Authors: Amie Kaufman (website / twitter) and Jay Kristoff (website / twitter)

UK Publisher: Rock the Boat

Genre: Science fiction, YA

See Also: Aurora Rising | Aurora Burning

The squad you love is out of time. Prepare for the thrilling finale in the epic, bestselling Aurora Cycle series about a band of unlikely heroes who just might be the galaxy’s last hope for survival.

Is this the end?

What happens when you ask a bunch of losers, discipline cases and misfits to save the galaxy from an ancient evil? The ancient evil wins, of course.

Wait . . . Not. So. Fast.

When we last saw Squad 312, they working together seamlessly (aka, freaking out) as an intergalactic battle raged and an ancient superweapon threatened to obliterate Earth. Everything went horribly wrong, naturally.

But as it turns out, not all endings are endings, and the team has one last chance to rewrite theirs. Maybe two. It’s complicated.

Cue Zila, Fin and Scarlett (and Magellan!) making friends, making enemies and making history? Sure, no problem.

Cue Tyler, Kal and Auri joining forces with two of the galaxy’s most hated villains? Um, okay, yeah. That too.

Actually saving the galaxy, though? Now that will take a miracle.

Something that really blows my mind a little about this trilogy is that I got the first instalment as a Christmas present in 2019. I think I finally started reading it in… I want to say May 2020? So even though this series does predate the pandemic, it also has basically been something which has carried me through it. To start and finish a new trilogy during something like that feels somewhat surreal. It’s been just the escapist, easy-reading treat I needed and sparked the right parts of my brain to make be just sit back and enjoy the ride.

That’s not to say it doesn’t have drama, tension, and heartbreak. Or… the threat of an unstoppable infectious force that can spread through the air and takes over peoples bodies and… Look, I swear I’m not searching for Covid parallels in everything I read! I SWEAR.

THIS REVIEW WILL CONTAIN SPOILERS FOR BOOK TWO, AURORA RISING.

At the end of the last instalment, things are, to put it mildly and limit spoilers a little, somewhat bleak. Everyone has been separated: Aurora and Kal on the space weapon battling Kal’s father, Tyler with Kal’s sister on the Sildrathi warship, and Scarlett, Fin and Zila are on a battered on rig in the middle of an interstellar firefight.

In fact, they just got blown up.

It was hard to see how things were going to come back together for a running start in part three.

Structurally, this instalment is completely different from the previous ones. While we still have the split perspectives, and in Aurora Rising had the two different plotlines with Kal and Auri in training alone (although strictly speaking due to the nature of squishy time, that side quest took those two a year and the rest of the crew I think about half an hour), and again when Tyler got separated from the others, in this book we’ve got three plotlines made distinct not just by where in the action they are happening, but WHEN.

The timelines in this are interesting to juggle, with Kaufman and Kristoff playing with different types of time travel paradox. The first a time loop that seems to be self-fulfilling even as it slowly breaks down around the characters; the second is a horrifying future that they need to save in order to go back to the past to prevent that specific future from ever happening; and then the third timeline – the ‘present’ – is where you see people dealing with the aftermath of the time loop in the past, and trying to prevent the alternative future.
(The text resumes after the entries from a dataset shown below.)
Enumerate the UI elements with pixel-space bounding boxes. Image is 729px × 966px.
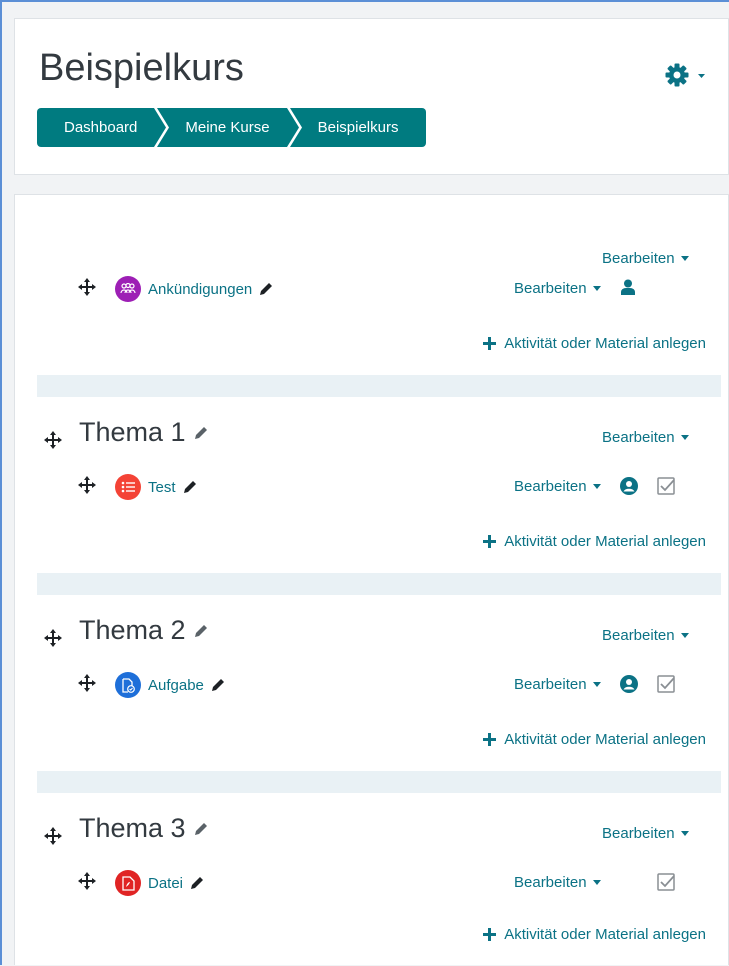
completion-checkbox-icon[interactable]	[657, 873, 676, 891]
activity-edit-menu[interactable]: Bearbeiten	[514, 478, 601, 495]
section-divider	[37, 771, 721, 793]
section-divider	[37, 375, 721, 397]
breadcrumb-label: Meine Kurse	[185, 119, 270, 136]
move-icon[interactable]	[44, 827, 62, 845]
chevron-right-icon	[286, 108, 302, 147]
add-label: Aktivität oder Material anlegen	[504, 926, 706, 943]
section-edit-menu[interactable]: Bearbeiten	[602, 627, 689, 644]
edit-label: Bearbeiten	[602, 627, 675, 644]
caret-down-icon	[592, 286, 601, 291]
move-icon[interactable]	[78, 278, 96, 296]
plus-icon	[483, 535, 497, 548]
section-title: Thema 1	[79, 417, 208, 448]
section-general: Bearbeiten Ankündigungen Bearbeiten Akti…	[15, 195, 728, 375]
pencil-icon[interactable]	[194, 822, 208, 836]
edit-label: Bearbeiten	[602, 429, 675, 446]
page-title: Beispielkurs	[39, 47, 244, 89]
plus-icon	[483, 337, 497, 350]
activity-edit-menu[interactable]: Bearbeiten	[514, 874, 601, 891]
section-divider	[37, 573, 721, 595]
edit-label: Bearbeiten	[514, 478, 587, 495]
breadcrumb: Dashboard Meine Kurse Beispielkurs	[37, 108, 427, 147]
caret-down-icon	[592, 484, 601, 489]
settings-menu[interactable]	[663, 61, 711, 89]
plus-icon	[483, 928, 497, 941]
add-label: Aktivität oder Material anlegen	[504, 731, 706, 748]
assignment-icon	[115, 672, 141, 698]
activity-name: Ankündigungen	[148, 280, 253, 298]
caret-down-icon	[680, 831, 689, 836]
activity-test[interactable]: Test	[115, 474, 197, 500]
plus-icon	[483, 733, 497, 746]
edit-label: Bearbeiten	[602, 825, 675, 842]
section-title: Thema 3	[79, 813, 208, 844]
activity-aufgabe[interactable]: Aufgabe	[115, 672, 225, 698]
edit-label: Bearbeiten	[514, 280, 587, 297]
activity-name: Test	[148, 478, 176, 496]
section-edit-menu[interactable]: Bearbeiten	[602, 429, 689, 446]
activity-ankuendigungen[interactable]: Ankündigungen	[115, 276, 273, 302]
user-icon[interactable]	[621, 279, 635, 295]
activity-name: Datei	[148, 874, 184, 892]
section-title-text: Thema 2	[79, 615, 186, 645]
pencil-icon[interactable]	[194, 426, 208, 440]
section-title-text: Thema 3	[79, 813, 186, 843]
section-thema-1: Thema 1 Bearbeiten Test Bearbeiten Aktiv…	[15, 397, 728, 573]
pdf-file-icon	[115, 870, 141, 896]
move-icon[interactable]	[78, 872, 96, 890]
pencil-icon[interactable]	[183, 480, 197, 494]
move-icon[interactable]	[78, 674, 96, 692]
section-thema-2: Thema 2 Bearbeiten Aufgabe Bearbeiten Ak…	[15, 595, 728, 771]
caret-down-icon	[680, 256, 689, 261]
activity-name: Aufgabe	[148, 676, 204, 694]
caret-down-icon	[680, 435, 689, 440]
add-label: Aktivität oder Material anlegen	[504, 533, 706, 550]
page-header: Beispielkurs Dashboard Meine Kurse Beisp…	[14, 18, 729, 175]
caret-down-icon	[592, 880, 601, 885]
completion-checkbox-icon[interactable]	[657, 477, 676, 495]
breadcrumb-dashboard[interactable]: Dashboard	[37, 108, 170, 147]
chevron-right-icon	[154, 108, 170, 147]
section-title-text: Thema 1	[79, 417, 186, 447]
move-icon[interactable]	[78, 476, 96, 494]
breadcrumb-label: Dashboard	[64, 119, 138, 136]
quiz-icon	[115, 474, 141, 500]
forum-icon	[115, 276, 141, 302]
activity-edit-menu[interactable]: Bearbeiten	[514, 676, 601, 693]
pencil-icon[interactable]	[259, 282, 273, 296]
section-edit-menu[interactable]: Bearbeiten	[602, 825, 689, 842]
caret-down-icon	[592, 682, 601, 687]
move-icon[interactable]	[44, 431, 62, 449]
completion-checkbox-icon[interactable]	[657, 675, 676, 693]
activity-edit-menu[interactable]: Bearbeiten	[514, 280, 601, 297]
caret-down-icon	[680, 633, 689, 638]
add-activity-button[interactable]: Aktivität oder Material anlegen	[483, 533, 706, 550]
user-circle-icon[interactable]	[620, 675, 638, 693]
add-activity-button[interactable]: Aktivität oder Material anlegen	[483, 335, 706, 352]
pencil-icon[interactable]	[211, 678, 225, 692]
add-label: Aktivität oder Material anlegen	[504, 335, 706, 352]
add-activity-button[interactable]: Aktivität oder Material anlegen	[483, 926, 706, 943]
user-circle-icon[interactable]	[620, 477, 638, 495]
pencil-icon[interactable]	[194, 624, 208, 638]
add-activity-button[interactable]: Aktivität oder Material anlegen	[483, 731, 706, 748]
breadcrumb-meine-kurse[interactable]: Meine Kurse	[157, 108, 302, 147]
section-edit-menu[interactable]: Bearbeiten	[602, 250, 689, 267]
section-title: Thema 2	[79, 615, 208, 646]
edit-label: Bearbeiten	[514, 676, 587, 693]
breadcrumb-beispielkurs[interactable]: Beispielkurs	[290, 108, 427, 147]
move-icon[interactable]	[44, 629, 62, 647]
edit-label: Bearbeiten	[514, 874, 587, 891]
gear-icon	[665, 63, 705, 87]
pencil-icon[interactable]	[190, 876, 204, 890]
activity-datei[interactable]: Datei	[115, 870, 204, 896]
course-content: Bearbeiten Ankündigungen Bearbeiten Akti…	[14, 194, 729, 965]
breadcrumb-label: Beispielkurs	[317, 119, 399, 136]
edit-label: Bearbeiten	[602, 250, 675, 267]
section-thema-3: Thema 3 Bearbeiten Datei Bearbeiten Akti…	[15, 793, 728, 966]
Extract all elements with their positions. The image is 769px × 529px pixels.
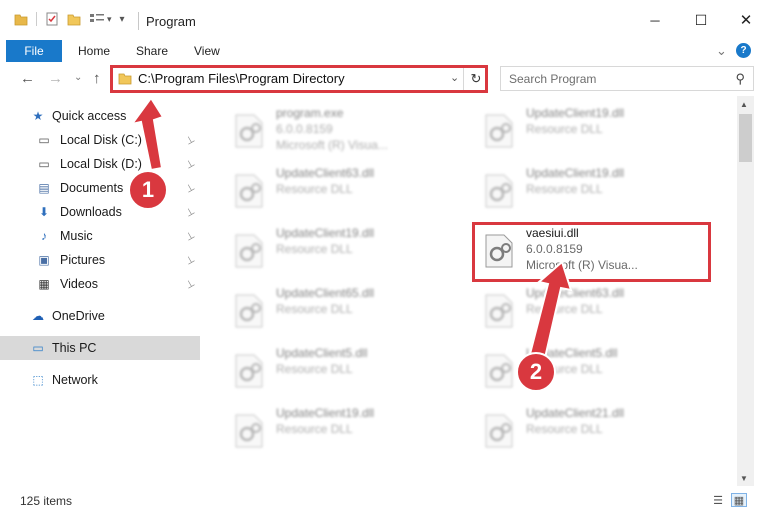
arrow-1 <box>129 96 165 172</box>
step-badge-1: 1 <box>128 170 168 210</box>
annotation-overlay <box>129 96 573 360</box>
step-badge-2: 2 <box>516 352 556 392</box>
arrow-2 <box>528 260 573 360</box>
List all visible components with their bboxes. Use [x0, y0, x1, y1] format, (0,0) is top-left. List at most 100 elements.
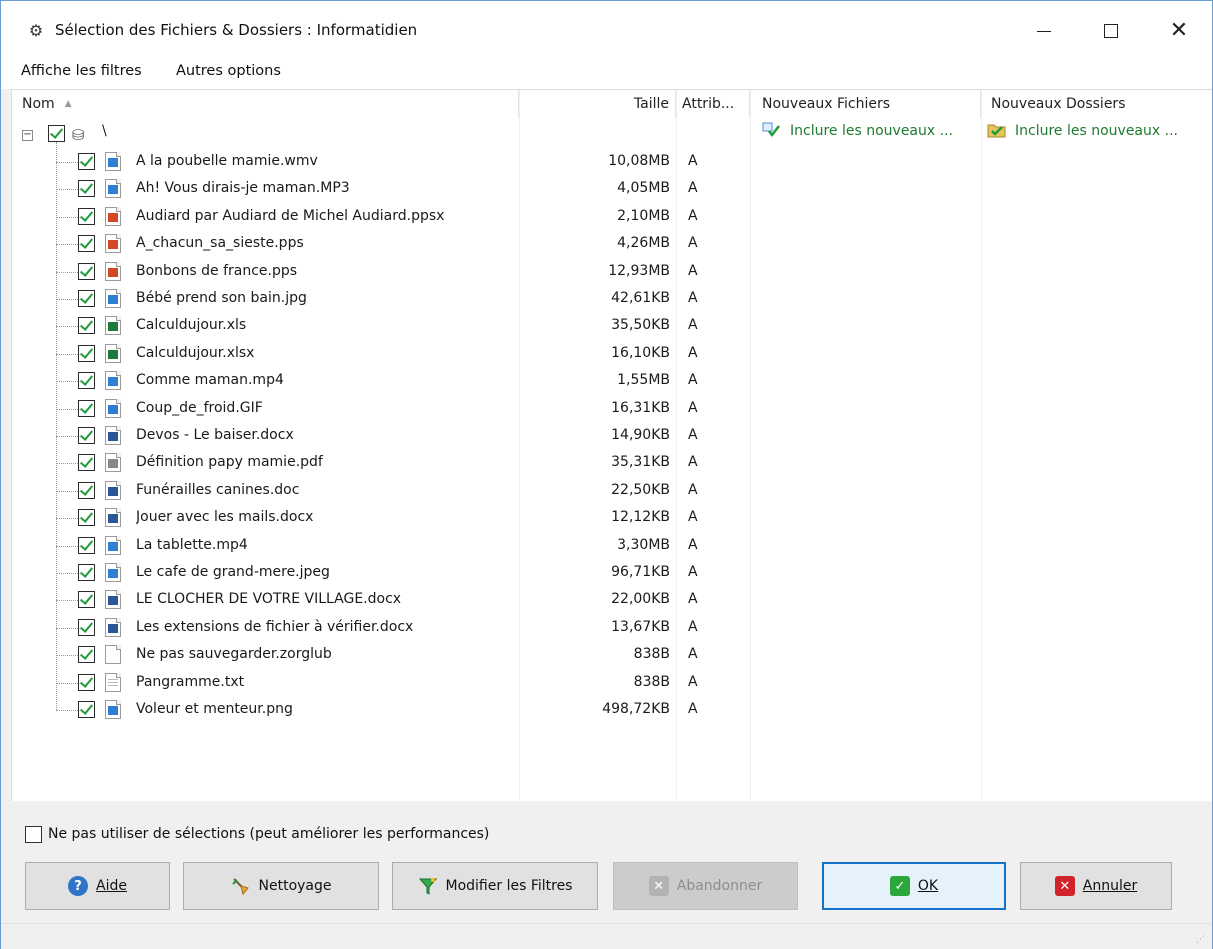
file-row[interactable]: Voleur et menteur.png 498,72KB A	[12, 696, 1213, 723]
file-row[interactable]: Audiard par Audiard de Michel Audiard.pp…	[12, 203, 1213, 230]
no-selection-option[interactable]: Ne pas utiliser de sélections (peut amél…	[25, 824, 489, 844]
root-new-folders-include[interactable]: Inclure les nouveaux ...	[987, 118, 1178, 145]
tree-branch	[56, 655, 80, 657]
clean-button[interactable]: Nettoyage	[183, 862, 379, 910]
root-new-folders-text: Inclure les nouveaux ...	[1015, 123, 1178, 139]
tree-branch	[56, 326, 80, 328]
file-checkbox[interactable]	[78, 564, 95, 581]
file-size: 4,26MB	[617, 235, 670, 252]
file-name: Calculdujour.xlsx	[136, 344, 255, 361]
file-checkbox[interactable]	[78, 536, 95, 554]
edit-filters-button[interactable]: Modifier les Filtres	[392, 862, 598, 910]
file-checkbox[interactable]	[78, 344, 95, 362]
file-checkbox[interactable]	[78, 454, 95, 472]
video-icon	[105, 371, 121, 391]
file-row[interactable]: Bébé prend son bain.jpg 42,61KB A	[12, 285, 1213, 312]
column-header-attrib[interactable]: Attrib...	[676, 90, 750, 118]
file-row[interactable]: Bonbons de france.pps 12,93MB A	[12, 258, 1213, 285]
file-checkbox[interactable]	[78, 427, 95, 444]
root-new-files-include[interactable]: Inclure les nouveaux ...	[762, 118, 953, 145]
file-type-badge	[108, 404, 118, 414]
word-icon	[105, 426, 121, 445]
file-row[interactable]: Définition papy mamie.pdf 35,31KB A	[12, 449, 1213, 476]
menu-other-options[interactable]: Autres options	[176, 61, 281, 89]
word-icon	[105, 617, 121, 637]
file-attrib: A	[688, 454, 698, 471]
file-row[interactable]: A la poubelle mamie.wmv 10,08MB A	[12, 148, 1213, 175]
file-row[interactable]: Les extensions de fichier à vérifier.doc…	[12, 614, 1213, 641]
file-checkbox[interactable]	[78, 372, 95, 390]
help-button[interactable]: ? Aide	[25, 862, 170, 910]
file-row[interactable]: Jouer avec les mails.docx 12,12KB A	[12, 504, 1213, 531]
file-checkbox[interactable]	[78, 235, 95, 253]
column-header-size[interactable]: Taille	[519, 90, 676, 118]
file-attrib: A	[688, 262, 698, 279]
file-row[interactable]: Calculdujour.xls 35,50KB A	[12, 312, 1213, 339]
file-row[interactable]: Calculdujour.xlsx 16,10KB A	[12, 340, 1213, 367]
file-size: 838B	[633, 646, 670, 663]
window-title: Sélection des Fichiers & Dossiers : Info…	[55, 21, 418, 39]
file-checkbox[interactable]	[78, 153, 95, 170]
file-row[interactable]: Ah! Vous dirais-je maman.MP3 4,05MB A	[12, 175, 1213, 202]
file-row[interactable]: La tablette.mp4 3,30MB A	[12, 532, 1213, 559]
file-tree[interactable]: Nom ▲ Taille Attrib... Nouveaux Fichiers …	[11, 89, 1213, 802]
file-checkbox[interactable]	[78, 591, 95, 609]
file-name: A la poubelle mamie.wmv	[136, 153, 318, 169]
ok-button[interactable]: ✓ OK	[822, 862, 1006, 910]
file-checkbox[interactable]	[78, 701, 95, 718]
root-checkbox[interactable]	[48, 125, 65, 142]
page-fold	[116, 152, 121, 157]
close-button[interactable]: ✕	[1144, 1, 1213, 61]
sort-ascending-icon: ▲	[64, 99, 72, 109]
file-checkbox[interactable]	[78, 481, 95, 499]
column-header-new-files[interactable]: Nouveaux Fichiers	[750, 90, 981, 118]
file-row[interactable]: A_chacun_sa_sieste.pps 4,26MB A	[12, 230, 1213, 257]
file-attrib: A	[688, 372, 698, 389]
file-row[interactable]: Pangramme.txt 838B A	[12, 669, 1213, 696]
page-fold	[116, 398, 121, 404]
resize-grip-icon[interactable]: ⋰	[1196, 935, 1206, 945]
file-name: Le cafe de grand-mere.jpeg	[136, 564, 330, 580]
file-checkbox[interactable]	[78, 509, 95, 527]
file-row[interactable]: Coup_de_froid.GIF 16,31KB A	[12, 395, 1213, 422]
file-type-badge	[108, 240, 118, 250]
filter-icon	[418, 876, 438, 896]
file-row[interactable]: Funérailles canines.doc 22,50KB A	[12, 477, 1213, 504]
page-fold	[116, 453, 121, 459]
cancel-button[interactable]: ✕ Annuler	[1020, 862, 1172, 910]
file-attrib: A	[688, 591, 698, 608]
file-checkbox[interactable]	[78, 646, 95, 664]
file-checkbox[interactable]	[78, 207, 95, 225]
close-icon: ✕	[1169, 18, 1189, 43]
tree-branch	[56, 490, 80, 492]
file-row[interactable]: Comme maman.mp4 1,55MB A	[12, 367, 1213, 394]
file-type-badge	[108, 432, 118, 441]
file-type-badge	[108, 706, 118, 715]
file-row[interactable]: Devos - Le baiser.docx 14,90KB A	[12, 422, 1213, 449]
file-checkbox[interactable]	[78, 262, 95, 280]
no-selection-checkbox[interactable]	[25, 825, 42, 843]
image-icon	[105, 700, 121, 719]
file-checkbox[interactable]	[78, 290, 95, 307]
abort-button[interactable]: ✕ Abandonner	[613, 862, 798, 910]
maximize-button[interactable]	[1076, 1, 1146, 61]
file-checkbox[interactable]	[78, 399, 95, 417]
file-checkbox[interactable]	[78, 180, 95, 198]
file-row[interactable]: LE CLOCHER DE VOTRE VILLAGE.docx 22,00KB A	[12, 586, 1213, 613]
column-header-name[interactable]: Nom ▲	[12, 90, 519, 118]
page-fold	[116, 645, 121, 651]
column-header-new-folders[interactable]: Nouveaux Dossiers	[981, 90, 1213, 118]
file-type-badge	[108, 541, 118, 551]
file-type-badge	[108, 185, 118, 195]
collapse-toggle[interactable]: −	[22, 130, 33, 141]
maximize-icon	[1104, 24, 1118, 38]
menu-show-filters[interactable]: Affiche les filtres	[21, 61, 142, 89]
minimize-button[interactable]	[1009, 1, 1079, 61]
file-checkbox[interactable]	[78, 618, 95, 636]
file-checkbox[interactable]	[78, 317, 95, 335]
help-label: Aide	[96, 878, 127, 894]
file-checkbox[interactable]	[78, 673, 95, 691]
file-row[interactable]: Ne pas sauvegarder.zorglub 838B A	[12, 641, 1213, 668]
file-row[interactable]: Le cafe de grand-mere.jpeg 96,71KB A	[12, 559, 1213, 586]
tree-branch	[56, 682, 80, 684]
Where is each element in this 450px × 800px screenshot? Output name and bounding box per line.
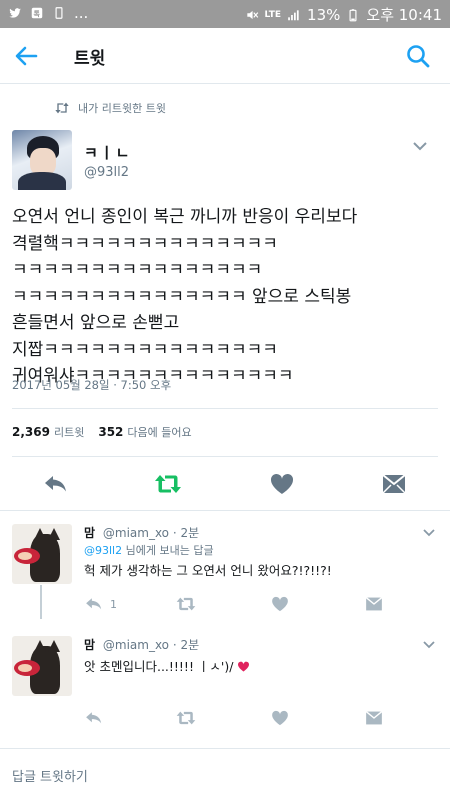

It’s hard to balance the tension of those things when you see how it ‘ends’, besides keeping all the threads untangled to make the story comprehensible even though it is complex, but they manage it. There’s enough of a spark of hope mixed within to keep the pace going as you assume there is a way to get a better ending, and enough of the character clues laid throughout previous books to make the the choices which occur not necessarily obvious from the start, but clearly and satisfyingly signposted once they happen.

This is a YA book, so some of the emotional resolutions and endings could perhaps feel a little heavy-handed compared to books aimed at an older audience. There is a level of ‘love conquers all’ and ‘best friends can do anything’ to the story that, taken from the wrong angle, or if you’re not in the right mood for it, could feel a little trite. That said, I was in exactly the right mood for it, and found myself getting a little teary at some points. It might hit some of those notes a little less subtly than I would generally prefer, but it does hit them well, and frankly after the last few years it’s nice to be moved by something pleasant.

If you’ve been holding off reading until the trilogy is complete, I’d recommend picking it up now. It’s an easy, pulpy read that you can easily blitz through, and which feels like an old school adventure story of a rag-tag crew taking on the world. There’s romance, heartbreak, found family, soulmates, enemies to lovers, irritants to lovers, disability representation, LGBTQ+ representation, neurodivergent representation, and also a rollicking good plot with two bad guys you can really get your teeth into loathing. And, at the end of it all, there’s good guys to root for and something hopeful to aim for. Light relief, done well.